125 spaces are allotted for off-campus living, meaning 125 students can live off-campus during one academic year. If more than 125 apply, a random lottery process will determine which groups of students are permitted to reside off-campus.

“We have long used 125 as it is a number that seems to work with students changing interest in off -campus housing,” Molly Newton ’11, Associate Director of Residence Life and Health Education said. “While some years we have many more than 125 students interested in living off -campus, other years there has been considerably less interest.”

A total of 173 students applied to live off campus for the 2016-2017 academic year. The final number of students actually living off campus is not certain, said Newton, but will be around the target of 125.*

“Should movements occur within the group of student living off campus, we will continue to offer available spaces to students on the off campus waitlist,” said Newton.

Residence Life told the Student that in part because of space-related pressures from a large first-year class in previous years, the Office had approved a larger group of students to live off campus—something they do not predict will happen in the future due to the opening of both 55 and 65 Campus Avenue dorms, in addition to block housing in Smith.*

Permission to live off-campus is granted in a lottery process, similar to the housing lottery for students opting to live on campus.

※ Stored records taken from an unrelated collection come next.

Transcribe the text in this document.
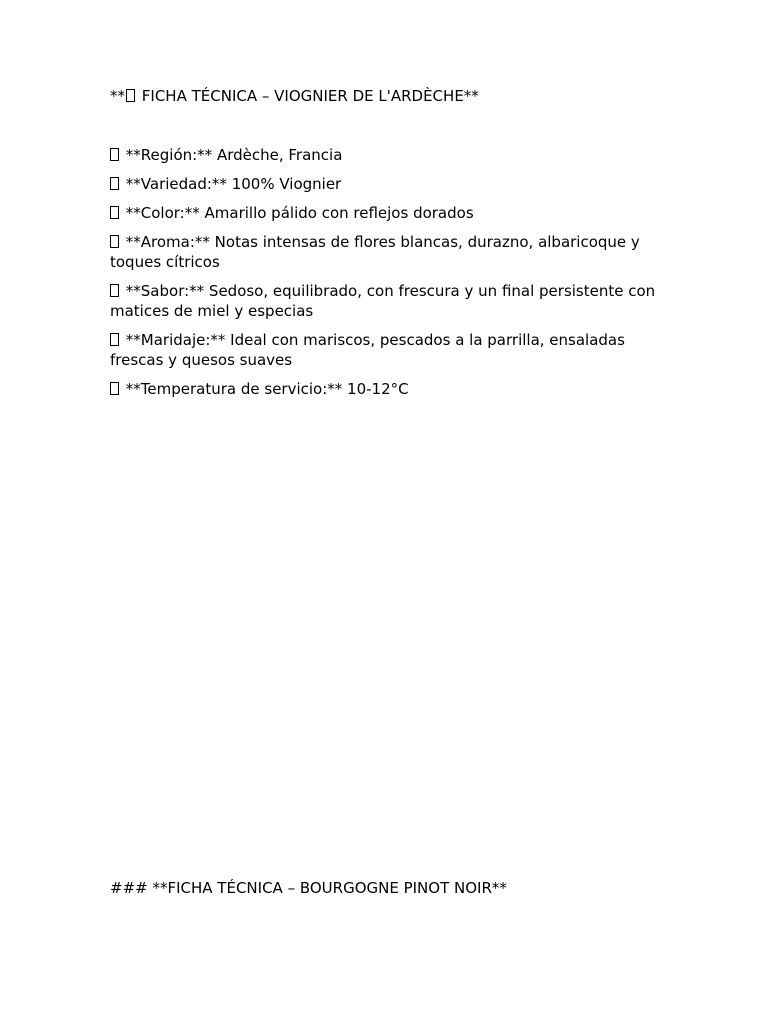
** FICHA TÉCNICA – VIOGNIER DE L'ARDÈCHE**
**Región:** Ardèche, Francia
**Variedad:** 100% Viognier
**Color:** Amarillo pálido con reflejos dorados
**Aroma:** Notas intensas de flores blancas, durazno, albaricoque y toques cítricos
**Sabor:** Sedoso, equilibrado, con frescura y un final persistente con matices de miel y especias
**Maridaje:** Ideal con mariscos, pescados a la parrilla, ensaladas frescas y quesos suaves
**Temperatura de servicio:** 10-12°C
### **FICHA TÉCNICA – BOURGOGNE PINOT NOIR**
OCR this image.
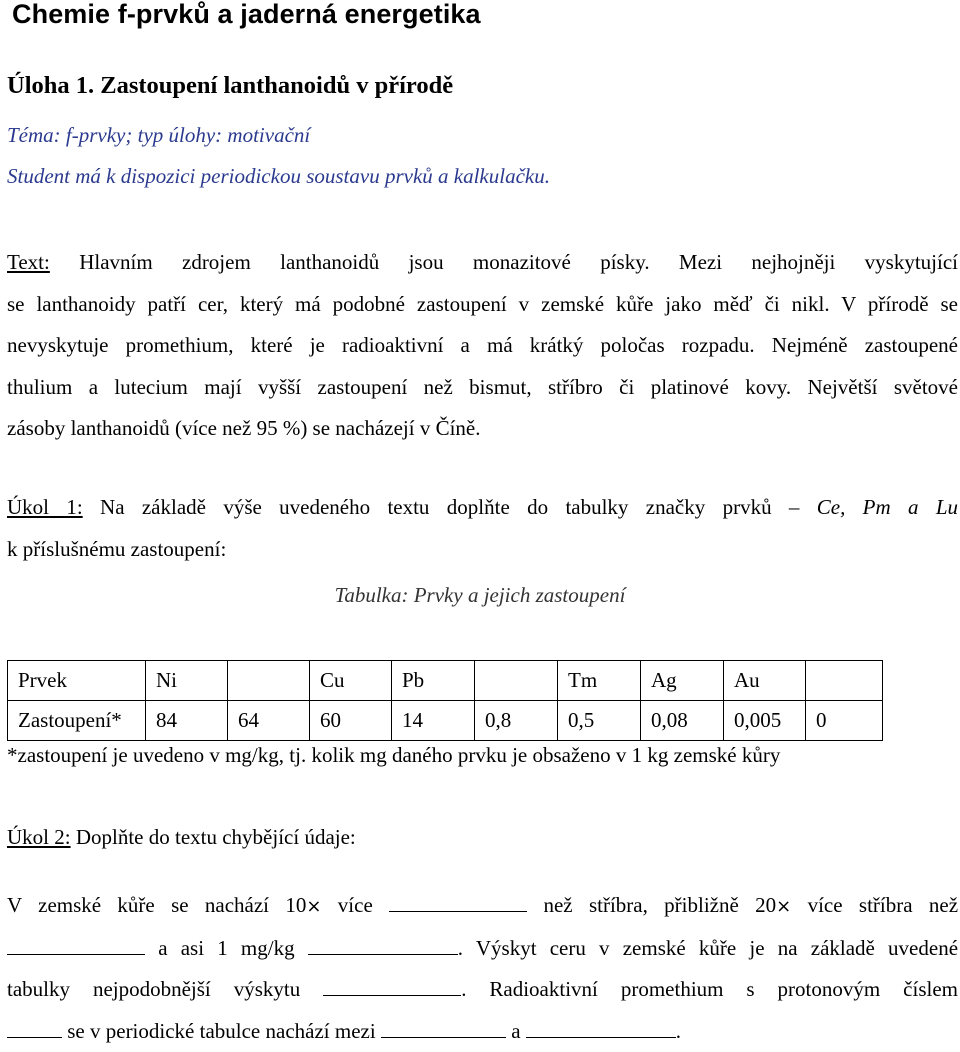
Chemie f-prvků a jaderná energetika
Úloha 1. Zastoupení lanthanoidů v přírodě
Téma: f-prvky; typ úlohy: motivační
Student má k dispozici periodickou soustavu prvků a kalkulačku.
Text: Hlavním zdrojem lanthanoidů jsou monazitové písky. Mezi nejhojněji vyskytující
se lanthanoidy patří cer, který má podobné zastoupení v zemské kůře jako měď či nikl. V přírodě se
nevyskytuje promethium, které je radioaktivní a má krátký poločas rozpadu. Nejméně zastoupené
thulium a lutecium mají vyšší zastoupení než bismut, stříbro či platinové kovy. Největší světové
zásoby lanthanoidů (více než 95 %) se nacházejí v Číně.
Úkol 1: Na základě výše uvedeného textu doplňte do tabulky značky prvků – Ce, Pm a Lu
k příslušnému zastoupení:
Tabulka: Prvky a jejich zastoupení
Prvek	Ni		Cu	Pb		Tm	Ag	Au	
Zastoupení*	84	64	60	14	0,8	0,5	0,08	0,005	0
*zastoupení je uvedeno v mg/kg, tj. kolik mg daného prvku je obsaženo v 1 kg zemské kůry
Úkol 2: Doplňte do textu chybějící údaje:
V zemské kůře se nachází 10× více	než stříbra, přibližně 20× více stříbra než
a asi 1 mg/kg	. Výskyt ceru v zemské kůře je na základě uvedené
tabulky nejpodobnější výskytu	. Radioaktivní promethium s protonovým číslem
se v periodické tabulce nachází mezi	a	.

“To apply for off-campus living, students must submit the application for off campus housing via Garnet Gateway,” Newton said. “The purpose of the application is to allow us to run the off-campus lottery using the same Garnet Gateway based procedures we use to run other lotteries.”

Only the students names are needed to complete the application. An application based lottery is run, with each group treated as a unit and assigned one lottery number. The groups are randomized and 125 students are approved to live off campus.

“The off-campus process is a true lottery based on randomization,” Newton said. “We do not review applications or approve some applications and reject others, and instead use the application as a way to communicate important information to students considering off campus living. Any complete application will be included in the off campus lottery. Every student is able to submit themselves for the off campus lottery, and has an equal chance at placement within the 125 students who will be approved to live off campus.”

In rare cases, students who have had conduct issues in the past may be ineligible for off campus housing, “but these restrictions would originate from conduct procedures rather than the application process.”

While Residence Life does not work with landlords or help students find housing in the community, they do provide assistance on a case by case basis if off campus housing falls through and there are no available rooms on campus.

Despite the impending opening of 55/65 Campus Ave in the fall of 2016, there are no plans to decrease or increase the 125 spaces allotted for off-campus housing. While Housing values the mentoring relationship and leadership qualities offered by seniors who live on campus, “we also acknowledge students consistent request to have the option to live off-campus. We recognize the interest in this option, and have no plans to remove it completely,” Newton said.

*This information was initially unavailable for the print deadline, but the Student felt it was important to include.